Cardiomyocyte sarcomere length variability: Membrane fluorescence versus second harmonic generation myosin imaging

Cardiomyocyte sarcomere length (SL) variability assessed by second-harmonic generation (SHG) was significantly less than that by ANEPPS confocal fluorescence. We conclude that SHG-derived SL variability may reflect the true relaxed myocyte sarcomeric ultrastructure. Sarcomere length (SL) and its variation along the myofibril strongly regulate integrated coordinated myocyte contraction. It is therefore important to obtain individual SL properties. Optical imaging by confocal fluorescence (for example, using ANEPPS) or transmitted light microscopy is often used for this purpose. However, this allows for the visualization of structures related to Z-disks only. In contrast, second-harmonic generation (SHG) microscopy visualizes A-band sarcomeric structures directly. Here, we compared averaged SL and its variability in isolated relaxed rat cardiomyocytes by imaging with ANEPPS and SHG. We found that SL variability, evaluated by several absolute and relative measures, is two times smaller using SHG vs. ANEPPS, while both optical methods give the same average (median) SL. We conclude that optical methods with similar optical spatial resolution provide valid estimations of average SL, but the use of SHG microscopy for visualization of sarcomeric A-bands may be the gold standard for evaluation of SL variability due to the absence of optical interference between the sarcomere center and non-sarcomeric structures. This contrasts with sarcomere edges where t-tubules may not consistently colocalize to Z-disks.
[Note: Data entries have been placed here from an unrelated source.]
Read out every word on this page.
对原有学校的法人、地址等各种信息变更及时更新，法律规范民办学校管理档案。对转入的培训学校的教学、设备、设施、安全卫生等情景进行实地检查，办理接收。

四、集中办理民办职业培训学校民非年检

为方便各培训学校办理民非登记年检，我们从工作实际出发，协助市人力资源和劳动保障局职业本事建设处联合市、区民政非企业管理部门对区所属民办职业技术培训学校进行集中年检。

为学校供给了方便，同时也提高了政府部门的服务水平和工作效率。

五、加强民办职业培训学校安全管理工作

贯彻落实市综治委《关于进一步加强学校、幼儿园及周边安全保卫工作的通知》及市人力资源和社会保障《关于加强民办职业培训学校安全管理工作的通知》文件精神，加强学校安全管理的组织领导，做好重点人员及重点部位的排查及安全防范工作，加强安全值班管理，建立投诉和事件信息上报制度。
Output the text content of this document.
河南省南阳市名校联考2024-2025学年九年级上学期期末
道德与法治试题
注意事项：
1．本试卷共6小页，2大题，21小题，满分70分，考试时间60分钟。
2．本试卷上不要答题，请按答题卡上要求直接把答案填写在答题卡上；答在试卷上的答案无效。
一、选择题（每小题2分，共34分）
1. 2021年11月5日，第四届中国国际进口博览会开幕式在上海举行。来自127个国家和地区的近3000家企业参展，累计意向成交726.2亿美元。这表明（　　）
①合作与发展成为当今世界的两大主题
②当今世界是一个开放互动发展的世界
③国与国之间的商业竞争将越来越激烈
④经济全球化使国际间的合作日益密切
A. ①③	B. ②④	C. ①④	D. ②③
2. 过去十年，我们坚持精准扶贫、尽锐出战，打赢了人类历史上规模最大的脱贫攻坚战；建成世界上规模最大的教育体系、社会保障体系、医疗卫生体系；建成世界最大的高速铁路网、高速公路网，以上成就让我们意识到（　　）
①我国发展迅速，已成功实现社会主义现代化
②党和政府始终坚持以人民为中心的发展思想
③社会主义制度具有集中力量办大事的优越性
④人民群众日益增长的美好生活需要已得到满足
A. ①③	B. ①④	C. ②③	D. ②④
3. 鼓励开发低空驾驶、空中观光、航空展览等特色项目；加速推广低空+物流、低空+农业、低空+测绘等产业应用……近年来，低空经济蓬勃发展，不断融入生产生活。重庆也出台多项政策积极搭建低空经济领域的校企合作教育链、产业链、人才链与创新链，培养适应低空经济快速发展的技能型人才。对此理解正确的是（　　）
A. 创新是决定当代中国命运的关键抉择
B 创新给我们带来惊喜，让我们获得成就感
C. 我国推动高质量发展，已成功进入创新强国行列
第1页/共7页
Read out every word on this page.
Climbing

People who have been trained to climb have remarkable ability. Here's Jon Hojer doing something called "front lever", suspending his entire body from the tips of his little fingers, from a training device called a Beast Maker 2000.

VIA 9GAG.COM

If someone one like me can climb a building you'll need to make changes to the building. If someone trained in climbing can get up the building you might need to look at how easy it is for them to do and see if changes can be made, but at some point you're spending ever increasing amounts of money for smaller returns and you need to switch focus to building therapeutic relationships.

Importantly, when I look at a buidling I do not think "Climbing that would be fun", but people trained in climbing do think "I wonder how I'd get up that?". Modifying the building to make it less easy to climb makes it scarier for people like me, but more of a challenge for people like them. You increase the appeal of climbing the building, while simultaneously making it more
The use of SHG microscopy instead of fluorescent imaging can be a prospective tool to map sarcomere variability both in vitro and in vivo conditions and to reveal its role in the functional behavior of living myocardium.

Automated summary

Cardiomyocyte sarcomere length variability can be accurately assessed using second-harmonic generation microscopy, which provides a direct visualization of A-band sarcomeric structures. This method allows for a more precise evaluation of sarcomere length variability compared to confocal fluorescence microscopy. It has the potential to be a valuable tool for studying sarcomere variability in both in vitro and in vivo conditions, and its role in the functional behavior of living myocardium.